Have you ever lived in a beautiful kingdom where you were the princess and you had everything?
Everything was perfect. You were beautiful and free.
You did not know anything but beauty, delight, peace, goodness and innocence.
You could do anything….well almost anything.
You felt that nothing was forbidden and everything was perfectly harmonious.
There was music everywhere. It was so deeply joyful. Everything seemed to sing beautiful harmonious melodies. The earth was happy. The animals and the trees were joyful. The mountains and the trees seem to clap hands as we passed by.
Imagine that! Our very generous Benefactor Yahweh Elohim visited us daily and talked with us, laughed and told us funny stories, and praised us.
I could not stop smiling. I remember that we
had tea under shady trees.
Oh, did I forget to tell you about my [oh so] gorgeous, perfect handsome hazel eyed husband?
He loved me so much and I loved him. He was perfect as I was.
“Do you think I am vain?”...
“No. I am not. I am being truthful.”
We were perfect and had a perfect life in our beautiful, perfect garden of delight and pleasure.
….But that was yesterday!
Today everything has changed.
I asked my beloved “What were we to do now?”
We were in hiding. Everything was dark and silent. The trees no longer sang. There was a sinister rustling in the air.
My hair stood on end as we hid in the bushes. We were cold. We held on to each other for comfort. We were in despair.
This was a new sensation and a living nightmare.
“Oh my dear God! How we miss Him.”
It was ‘the forbidden’ – the one ‘forbidden’…and I in my innocence and curiosity fell for that lie. I had never been lied to before. So how was I to know that the sinister, shiny, slithering serpent would change the truth so subtly?
I was tempted and I succumbed...
My Adam and I broke that one and only rule and changed everything.
We were beguiled. Now we were no longer innocent.
That fruit was not worth it.
I think I will taste the bitter sweetness of it forever.
The colors around us are all disharmonious. Beauty and innocence were lost. Like children we thought it would be okay to break this one rule. After all the lie had convinced me that it was probably a good thing to do.
“What was I thinking?” I silently yelled to my broken heart. This one act of mine would have far reaching results that time and generations would reveal.*
It was an end and a beginning.
We were expelled and we could not return.
The way back was ……
‘No, there was no way back!’ I cried out in despair.
The cherub who guarded the gates made that abundantly clear.
The beautiful kingdom of delight and pleasure that was all ours was forbidden to us. We were creatures lost in a now hostile world and it was entirely my fault.
How were we to survive?
Maybe there was hope for our children..if we had any?
Well surprise, surprise; we had two lovely sons.
They were very different temperamentally and in appearance.
Adam and I were older and wiser. I was not quite as beautiful as I once was.
Adam remained strong and still handsome and he was a kind father to our two boys.
We worked hard together growing food and tending our new not so perfect garden. Our boys seemed to occasionally have wars with each other and I wondered why they were not more in harmony with each other.

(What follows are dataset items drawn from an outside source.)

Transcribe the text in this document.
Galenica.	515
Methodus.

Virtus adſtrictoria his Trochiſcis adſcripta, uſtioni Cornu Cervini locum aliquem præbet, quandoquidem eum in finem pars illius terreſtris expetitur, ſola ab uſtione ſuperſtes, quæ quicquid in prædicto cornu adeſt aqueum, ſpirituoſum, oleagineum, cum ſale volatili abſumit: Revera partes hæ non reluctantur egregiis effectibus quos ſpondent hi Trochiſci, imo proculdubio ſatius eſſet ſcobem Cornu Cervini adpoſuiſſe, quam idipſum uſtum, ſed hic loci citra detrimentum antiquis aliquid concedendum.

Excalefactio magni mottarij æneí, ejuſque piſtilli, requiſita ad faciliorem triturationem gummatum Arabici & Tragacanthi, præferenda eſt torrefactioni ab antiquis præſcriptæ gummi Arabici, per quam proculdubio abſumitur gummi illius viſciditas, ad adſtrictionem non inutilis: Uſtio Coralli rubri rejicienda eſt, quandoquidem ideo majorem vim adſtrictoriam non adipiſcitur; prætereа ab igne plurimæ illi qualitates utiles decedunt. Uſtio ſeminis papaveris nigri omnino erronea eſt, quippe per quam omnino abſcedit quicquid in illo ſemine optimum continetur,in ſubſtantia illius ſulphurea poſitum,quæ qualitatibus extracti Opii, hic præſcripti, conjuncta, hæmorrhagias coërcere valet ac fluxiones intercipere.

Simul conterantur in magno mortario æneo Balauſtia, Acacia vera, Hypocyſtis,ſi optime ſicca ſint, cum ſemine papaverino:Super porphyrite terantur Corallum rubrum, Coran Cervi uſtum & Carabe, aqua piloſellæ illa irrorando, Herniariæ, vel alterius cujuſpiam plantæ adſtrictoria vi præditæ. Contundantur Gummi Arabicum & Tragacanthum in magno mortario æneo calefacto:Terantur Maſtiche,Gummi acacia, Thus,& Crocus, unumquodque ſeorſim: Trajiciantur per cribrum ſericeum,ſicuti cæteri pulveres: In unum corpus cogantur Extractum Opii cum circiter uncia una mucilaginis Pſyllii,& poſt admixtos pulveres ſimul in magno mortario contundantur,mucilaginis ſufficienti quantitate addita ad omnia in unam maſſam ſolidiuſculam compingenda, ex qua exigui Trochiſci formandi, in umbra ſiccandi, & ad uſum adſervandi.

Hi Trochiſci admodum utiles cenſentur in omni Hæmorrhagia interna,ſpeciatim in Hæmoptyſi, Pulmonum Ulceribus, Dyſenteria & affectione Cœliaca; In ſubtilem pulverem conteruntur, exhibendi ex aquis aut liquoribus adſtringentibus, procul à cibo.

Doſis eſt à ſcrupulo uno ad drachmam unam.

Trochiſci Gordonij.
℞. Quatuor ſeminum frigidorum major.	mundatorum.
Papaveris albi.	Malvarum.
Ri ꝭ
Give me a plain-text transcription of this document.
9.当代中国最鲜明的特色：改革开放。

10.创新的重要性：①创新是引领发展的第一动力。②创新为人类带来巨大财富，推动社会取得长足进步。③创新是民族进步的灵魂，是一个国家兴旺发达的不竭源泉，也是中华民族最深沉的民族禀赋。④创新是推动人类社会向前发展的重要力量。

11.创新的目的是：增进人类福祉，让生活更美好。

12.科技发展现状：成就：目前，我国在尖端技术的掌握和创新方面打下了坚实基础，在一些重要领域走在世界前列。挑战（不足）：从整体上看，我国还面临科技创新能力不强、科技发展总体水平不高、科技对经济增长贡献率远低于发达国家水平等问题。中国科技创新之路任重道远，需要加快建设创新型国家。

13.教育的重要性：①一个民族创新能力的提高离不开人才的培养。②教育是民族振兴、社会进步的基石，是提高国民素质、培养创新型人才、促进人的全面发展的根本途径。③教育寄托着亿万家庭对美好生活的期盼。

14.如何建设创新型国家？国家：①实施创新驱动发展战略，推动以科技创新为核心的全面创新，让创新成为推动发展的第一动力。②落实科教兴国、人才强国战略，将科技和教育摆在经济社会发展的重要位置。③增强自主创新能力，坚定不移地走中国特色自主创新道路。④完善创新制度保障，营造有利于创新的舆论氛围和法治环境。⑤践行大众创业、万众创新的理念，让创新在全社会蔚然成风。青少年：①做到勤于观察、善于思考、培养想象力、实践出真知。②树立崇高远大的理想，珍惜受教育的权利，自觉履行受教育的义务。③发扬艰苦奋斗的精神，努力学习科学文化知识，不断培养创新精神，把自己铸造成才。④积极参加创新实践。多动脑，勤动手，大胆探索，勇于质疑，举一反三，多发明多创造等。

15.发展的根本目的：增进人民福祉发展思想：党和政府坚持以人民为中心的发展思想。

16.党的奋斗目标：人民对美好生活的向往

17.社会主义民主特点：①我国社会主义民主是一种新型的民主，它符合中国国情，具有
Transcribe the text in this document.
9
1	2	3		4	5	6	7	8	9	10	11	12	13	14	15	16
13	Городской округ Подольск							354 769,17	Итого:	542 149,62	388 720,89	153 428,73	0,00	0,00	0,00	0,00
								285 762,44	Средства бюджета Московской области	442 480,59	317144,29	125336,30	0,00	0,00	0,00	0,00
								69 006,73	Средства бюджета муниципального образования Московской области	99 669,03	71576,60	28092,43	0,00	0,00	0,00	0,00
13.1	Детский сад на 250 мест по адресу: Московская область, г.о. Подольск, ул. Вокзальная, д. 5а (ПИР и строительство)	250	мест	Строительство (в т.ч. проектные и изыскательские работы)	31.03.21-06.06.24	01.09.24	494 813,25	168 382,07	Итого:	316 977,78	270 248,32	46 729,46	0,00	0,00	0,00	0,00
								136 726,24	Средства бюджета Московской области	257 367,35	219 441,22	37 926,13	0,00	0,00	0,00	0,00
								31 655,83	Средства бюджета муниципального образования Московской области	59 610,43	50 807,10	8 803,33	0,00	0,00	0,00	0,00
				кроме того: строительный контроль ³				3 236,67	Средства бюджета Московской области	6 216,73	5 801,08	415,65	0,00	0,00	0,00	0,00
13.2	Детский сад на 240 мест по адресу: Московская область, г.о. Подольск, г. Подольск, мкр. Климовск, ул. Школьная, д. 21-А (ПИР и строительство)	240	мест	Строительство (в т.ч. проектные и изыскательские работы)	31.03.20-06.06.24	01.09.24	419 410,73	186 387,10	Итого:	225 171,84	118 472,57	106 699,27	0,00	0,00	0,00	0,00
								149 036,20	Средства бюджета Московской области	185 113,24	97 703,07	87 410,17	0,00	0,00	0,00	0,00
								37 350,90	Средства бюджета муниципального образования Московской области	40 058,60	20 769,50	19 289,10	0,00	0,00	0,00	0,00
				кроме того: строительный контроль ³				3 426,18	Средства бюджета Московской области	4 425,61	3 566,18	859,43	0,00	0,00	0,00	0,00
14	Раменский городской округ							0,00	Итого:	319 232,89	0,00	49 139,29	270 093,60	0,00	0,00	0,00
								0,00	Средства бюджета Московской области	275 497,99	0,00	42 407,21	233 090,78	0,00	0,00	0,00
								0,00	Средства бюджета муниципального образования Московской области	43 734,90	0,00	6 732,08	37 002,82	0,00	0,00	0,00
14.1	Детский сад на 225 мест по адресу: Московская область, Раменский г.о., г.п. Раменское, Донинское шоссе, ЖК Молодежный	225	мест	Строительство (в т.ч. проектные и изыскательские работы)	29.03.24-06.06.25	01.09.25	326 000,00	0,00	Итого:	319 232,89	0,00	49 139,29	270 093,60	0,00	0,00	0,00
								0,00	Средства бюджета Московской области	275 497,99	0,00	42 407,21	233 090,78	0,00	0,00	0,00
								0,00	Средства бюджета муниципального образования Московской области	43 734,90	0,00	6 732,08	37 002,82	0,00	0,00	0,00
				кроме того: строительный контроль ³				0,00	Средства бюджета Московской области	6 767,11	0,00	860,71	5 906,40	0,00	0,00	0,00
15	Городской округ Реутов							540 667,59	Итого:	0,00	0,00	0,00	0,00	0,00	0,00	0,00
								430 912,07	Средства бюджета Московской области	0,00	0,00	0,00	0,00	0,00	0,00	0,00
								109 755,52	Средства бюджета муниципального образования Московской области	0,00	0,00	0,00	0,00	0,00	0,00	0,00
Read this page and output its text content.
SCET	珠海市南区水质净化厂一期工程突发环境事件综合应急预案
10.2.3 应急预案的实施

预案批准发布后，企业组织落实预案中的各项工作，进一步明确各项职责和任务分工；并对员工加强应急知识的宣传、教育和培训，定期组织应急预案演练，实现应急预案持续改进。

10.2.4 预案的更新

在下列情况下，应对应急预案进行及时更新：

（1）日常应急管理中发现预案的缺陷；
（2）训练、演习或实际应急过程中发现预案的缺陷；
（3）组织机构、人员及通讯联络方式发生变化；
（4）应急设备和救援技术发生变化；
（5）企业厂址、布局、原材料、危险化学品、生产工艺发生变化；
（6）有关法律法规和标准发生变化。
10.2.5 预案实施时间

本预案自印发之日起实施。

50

Cain was a loner and spent a lot of time growing things. Abel loved animals and the animals loved him for his kind gentle nature.
I loved both my sons.
Cain’s violence was usually directed at his younger brother; but I was so sure they would eventually be friends.
Who was to know that one day because of my one action there would be a crime committed by my own son that would result in an outbreak of murder and violence in the earth and for all mankind…*
Therefore, just as sin entered the world through one man, and death through sin, and in this way death came to all men, because all sinned--
IThen the lust, when it has conceived, bears sin; and the sin, when it is full grown, brings forth death.